18/07/2024
Je me lance de nouveau et à nouveau dans ces curieux voyages qui me sont propres, d'un jour, trois maximum, sortes de travels comme disent les Anglais pointant par ce mot le fait que ces déplacements relèvent du travail, puisque, effectivement, c'est dans mon cas pour un travail heureux sur soi.
Ces escapades ont lieu « de nouveau » puisque c'était antérieurement, par le déménagement en résidence senior suspendue, depuis plusieurs années ma pratique, qui maintenant reprend. Ces escapades sont « à nouveau » parce que le fracas de la voiture change tout. Je n'utilise plus que les transports en commun. Il y a moins de solitude. Pas forcément moins de concentration. Le train me donne un accès tout différent aux mêmes endroits, en raison de la durée du déplacement et de ses modalités. La voie ferroviaire opère des percées dans le paysage qui, de ce fait, m'impressionne plus. Elle me fait entrer dans les villes selon un angle de vue que je n'avais pas et il me faut m'orienter selon des points de repère neufs. J'ai le sentiment d'être plus immergée. Je redécouvre, donc. Je fais du neuf avec du vieux.
Je vais essentiellement pour ces voyages courts et pourtant de grande ampleur en Allemagne, que le protestantisme a façonné d'une manière heureuse pour moi.

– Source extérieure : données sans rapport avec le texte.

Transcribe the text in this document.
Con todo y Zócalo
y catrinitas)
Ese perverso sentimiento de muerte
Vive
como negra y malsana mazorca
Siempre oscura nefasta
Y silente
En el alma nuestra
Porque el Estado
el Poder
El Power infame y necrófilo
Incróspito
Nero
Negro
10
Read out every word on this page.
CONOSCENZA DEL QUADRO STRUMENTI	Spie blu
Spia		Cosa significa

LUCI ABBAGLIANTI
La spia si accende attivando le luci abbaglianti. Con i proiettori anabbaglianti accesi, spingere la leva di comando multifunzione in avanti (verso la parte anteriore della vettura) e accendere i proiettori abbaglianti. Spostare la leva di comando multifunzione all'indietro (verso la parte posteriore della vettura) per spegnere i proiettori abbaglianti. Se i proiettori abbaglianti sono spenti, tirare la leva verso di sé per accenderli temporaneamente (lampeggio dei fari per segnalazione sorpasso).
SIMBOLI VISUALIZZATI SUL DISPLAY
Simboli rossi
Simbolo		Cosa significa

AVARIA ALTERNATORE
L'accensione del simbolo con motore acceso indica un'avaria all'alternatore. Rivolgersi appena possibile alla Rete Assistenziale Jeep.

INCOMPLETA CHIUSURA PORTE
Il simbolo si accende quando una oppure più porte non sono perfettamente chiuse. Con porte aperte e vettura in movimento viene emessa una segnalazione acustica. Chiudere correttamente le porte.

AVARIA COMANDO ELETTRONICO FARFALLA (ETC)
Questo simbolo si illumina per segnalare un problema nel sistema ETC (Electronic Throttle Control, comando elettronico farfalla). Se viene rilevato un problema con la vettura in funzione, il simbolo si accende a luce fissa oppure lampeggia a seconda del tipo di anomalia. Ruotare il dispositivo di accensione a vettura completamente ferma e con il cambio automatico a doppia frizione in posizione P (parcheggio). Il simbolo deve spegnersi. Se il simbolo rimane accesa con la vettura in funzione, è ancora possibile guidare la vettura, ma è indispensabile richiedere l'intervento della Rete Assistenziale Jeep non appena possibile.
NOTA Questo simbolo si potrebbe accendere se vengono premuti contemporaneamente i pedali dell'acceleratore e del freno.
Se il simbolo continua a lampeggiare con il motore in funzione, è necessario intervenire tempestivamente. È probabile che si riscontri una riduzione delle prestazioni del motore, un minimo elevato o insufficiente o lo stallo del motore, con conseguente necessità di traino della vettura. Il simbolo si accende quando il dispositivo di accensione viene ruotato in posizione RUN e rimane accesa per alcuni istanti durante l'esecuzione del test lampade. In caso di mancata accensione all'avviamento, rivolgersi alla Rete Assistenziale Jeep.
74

J'ai déambulé avec autant de joie dans le vieux Frankfort avec tous ses recoins enlierrés et fleuris que dans le Frankfort de verre en surplomb sur les grands arbres des parcs presque en continu, surprise ici et là par les statues à taille humaine du mobilier urbain selon la tradition expressionniste revisitée tantôt humoristiques tantôt torturées, voire les deux à la fois. Je reviens de Fribourg en Brisgau, où j'ai rejoint avec bonheur, en la petite cathédrale, les rosaces de feu, le beau Dieu endormi, la chapelle au tabernacle en émaux du vingtième siècle. J'ambitionne dans les trois mois qui viennent les cryptes nues de Spire. J'estime en dépit de mon calvinisme avoir rendez-vous imminent avec la Vierge noire de Cologne. Il y aura aussi, certainement, altière, réservée et pourtant si accueillante, Freudenstadt en montagne... Et, presque toujours, le Rhin, le Rhin, le Rhin... Peut-être, tout d'élégance, les ports de Koblence et de Constance ?
Le train, souvent aléatoire, de tout fait une véritable expédition, donc plus que jamais une conquête, non extérieure mais intérieure, une conquête sur la paresse, sa paresse.